The function that happened to produce the error this time (all of them have caused it sometime) looks as follows:

extern “C”
global void computeZRunTime(float* d_Z, float* d_R, int width, int height)

float4 L = tex2D(Ltex, blockIdx.y * blockDim.y + threadIdx.y, blockIdx.x * blockDim.x + threadIdx.x); 
float diag = -(-L.x-L.y-L.z-L.w);
float prec = 1.0f;

if( diag > 0.0001f)
    prec = 1.0f / diag;

d_Z[(blockIdx.x * blockDim.x + threadIdx.x)*width + (blockIdx.y * blockDim.y + threadIdx.y)] = 
    d_R[(blockIdx.x * blockDim.x + threadIdx.x)*width + (blockIdx.y * blockDim.y + threadIdx.y)] * prec;


Could the error be due to divergence caused by the if clause? I have got the same time out error with kernel functions without if clauses though…

I am using a block configuration of 1616 blocks, on a grid of size 1616. According to the cubin file this particular kernel function uses 12 registers/thread and 32 bytes shared memory/block.

I got the another time out error, it takes 13 279.294922 ms. to execute the following function:

extern “C”
global void computeRh1(float* d_result, float* d_R, float* d_Z, int width, int height)
int index = (blockIdx.x * blockDim.x + threadIdx.x)*width + (blockIdx.y * blockDim.y + threadIdx.y);

d_result[index] = d_R[index] * d_Z[index];


I am using a block configuration of 1616 blocks, on a grid of size 1616. This kernel function uses 4 registers/thread and 36 bytes shared memory/block.

You already linked to the post where I describe my bug: have you tried to test your kernels in the same way?

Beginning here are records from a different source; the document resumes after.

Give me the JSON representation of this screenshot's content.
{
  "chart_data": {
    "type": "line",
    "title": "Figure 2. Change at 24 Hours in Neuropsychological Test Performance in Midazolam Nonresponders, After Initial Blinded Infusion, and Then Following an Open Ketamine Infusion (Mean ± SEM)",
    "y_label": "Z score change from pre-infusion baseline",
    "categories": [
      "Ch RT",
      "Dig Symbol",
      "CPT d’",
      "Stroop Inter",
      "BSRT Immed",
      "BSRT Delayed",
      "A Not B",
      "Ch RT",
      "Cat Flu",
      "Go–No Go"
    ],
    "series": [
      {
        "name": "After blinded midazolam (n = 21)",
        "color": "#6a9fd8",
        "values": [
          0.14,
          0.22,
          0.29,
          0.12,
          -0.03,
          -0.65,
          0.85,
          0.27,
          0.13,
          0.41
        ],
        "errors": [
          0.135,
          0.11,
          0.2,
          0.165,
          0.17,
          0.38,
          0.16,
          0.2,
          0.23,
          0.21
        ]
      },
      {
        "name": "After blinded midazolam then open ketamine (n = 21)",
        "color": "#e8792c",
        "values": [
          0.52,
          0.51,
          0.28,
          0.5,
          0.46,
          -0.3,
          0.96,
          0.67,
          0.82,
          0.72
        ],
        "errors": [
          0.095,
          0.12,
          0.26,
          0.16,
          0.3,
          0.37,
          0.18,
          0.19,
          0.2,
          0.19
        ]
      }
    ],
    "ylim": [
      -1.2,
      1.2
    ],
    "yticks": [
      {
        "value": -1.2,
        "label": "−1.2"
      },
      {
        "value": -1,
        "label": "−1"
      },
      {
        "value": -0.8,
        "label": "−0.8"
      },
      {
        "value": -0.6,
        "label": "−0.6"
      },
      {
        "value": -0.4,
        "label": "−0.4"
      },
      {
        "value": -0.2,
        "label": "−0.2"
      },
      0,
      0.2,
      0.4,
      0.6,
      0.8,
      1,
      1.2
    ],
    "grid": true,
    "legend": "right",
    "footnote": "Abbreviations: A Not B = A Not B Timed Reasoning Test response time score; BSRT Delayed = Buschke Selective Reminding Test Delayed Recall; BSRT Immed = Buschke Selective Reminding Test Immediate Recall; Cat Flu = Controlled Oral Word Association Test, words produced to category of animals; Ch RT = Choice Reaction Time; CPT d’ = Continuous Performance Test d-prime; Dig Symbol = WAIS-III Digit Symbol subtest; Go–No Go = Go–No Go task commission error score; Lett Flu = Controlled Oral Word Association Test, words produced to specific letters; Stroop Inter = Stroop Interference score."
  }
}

Just take 1 kernel that you know causes the problem and call it over and over again 100,000 times, checking for the error each time. In my kernels, I typically see a normally 5ms kernel take 5s and hit the timeout error after only 10,000-20,000 calls.

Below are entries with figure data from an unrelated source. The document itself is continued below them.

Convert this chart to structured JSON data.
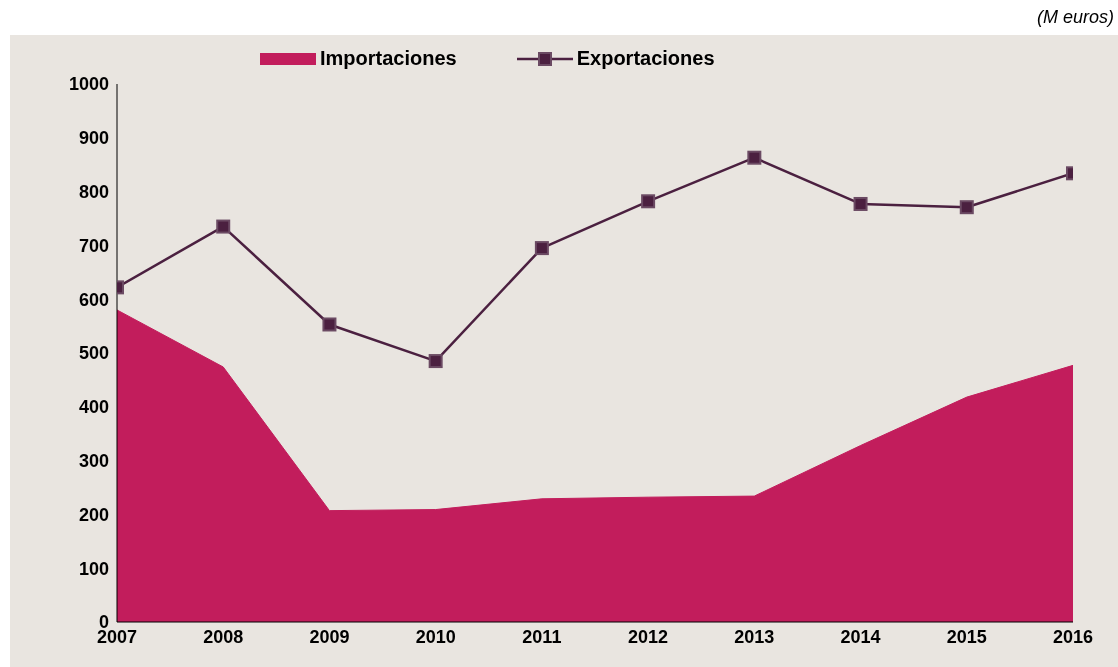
{
  "chart_data": {
    "type": "area",
    "annotations": [
      "(M euros)"
    ],
    "x": [
      2007,
      2008,
      2009,
      2010,
      2011,
      2012,
      2013,
      2014,
      2015,
      2016
    ],
    "series": [
      {
        "name": "Importaciones",
        "color": "#c21d5c",
        "values": [
          580,
          474,
          207,
          209,
          229,
          232,
          234,
          328,
          418,
          477
        ]
      },
      {
        "name": "Exportaciones",
        "type": "line",
        "color": "#4b2040",
        "marker": "square",
        "values": [
          622,
          735,
          553,
          485,
          695,
          782,
          863,
          777,
          771,
          834
        ]
      }
    ],
    "xlim": [
      2007,
      2016
    ],
    "xticks": [
      2007,
      2008,
      2009,
      2010,
      2011,
      2012,
      2013,
      2014,
      2015,
      2016
    ],
    "ylim": [
      0,
      1000
    ],
    "yticks": [
      0,
      100,
      200,
      300,
      400,
      500,
      600,
      700,
      800,
      900,
      1000
    ],
    "grid": false,
    "legend": "top"
  }
}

Your issue may be related, and yet it may be different. I can only replicate the issue in relatively complicated kernels while you seem to have it show up in the simplest ones.

I have been able to “work around” this issue by increasing block sizes and removing the use of textures (which makes my kernels run at less than 1/2 speed :( ). NVIDIA is working on the bug, but I’ve had no updates from them in a while… hopefully it will be fixed in 1.2, whenever that comes out.

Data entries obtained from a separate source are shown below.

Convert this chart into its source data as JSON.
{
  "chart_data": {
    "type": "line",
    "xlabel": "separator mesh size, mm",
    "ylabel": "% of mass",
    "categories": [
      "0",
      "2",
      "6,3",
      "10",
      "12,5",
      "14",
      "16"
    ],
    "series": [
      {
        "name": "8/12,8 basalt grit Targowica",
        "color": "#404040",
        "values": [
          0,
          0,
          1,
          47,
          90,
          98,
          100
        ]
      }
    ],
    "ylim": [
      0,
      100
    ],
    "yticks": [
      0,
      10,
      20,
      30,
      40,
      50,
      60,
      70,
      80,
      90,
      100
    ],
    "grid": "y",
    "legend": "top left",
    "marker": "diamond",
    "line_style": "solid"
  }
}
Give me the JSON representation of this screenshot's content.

On the other hand, maybe I’m jumping to conclusions by assuming that you are having the same issue as me. I have triggered similar issues by accidentally writing past the end of an array on the GPU. Have you allocated a wide enough buffer in your arrays so that “d_result[index] = d_R[index] * d_Z[index];” won’t write past the end of the array due to the block size being a non-multiple of the array size?

Thanks for the reply MisterAnderson42!

I have tried running the kernels 100,000 times, and the results vary… sometimes there’s no timeout at all, and sometimes it happens after only 4-6 iterations (!).

All my arrays are of size 256256 and the block size is 1616, so it should be ok. However, I am using textures in several of the kernels, so I guess I should try removing them next.

So Nvidia has confirmed that there is a bug causing your problems?

My code is pretty complex right now so I will try to strip it down and see at which point I stop getting the errors. Thanks a lot for your help!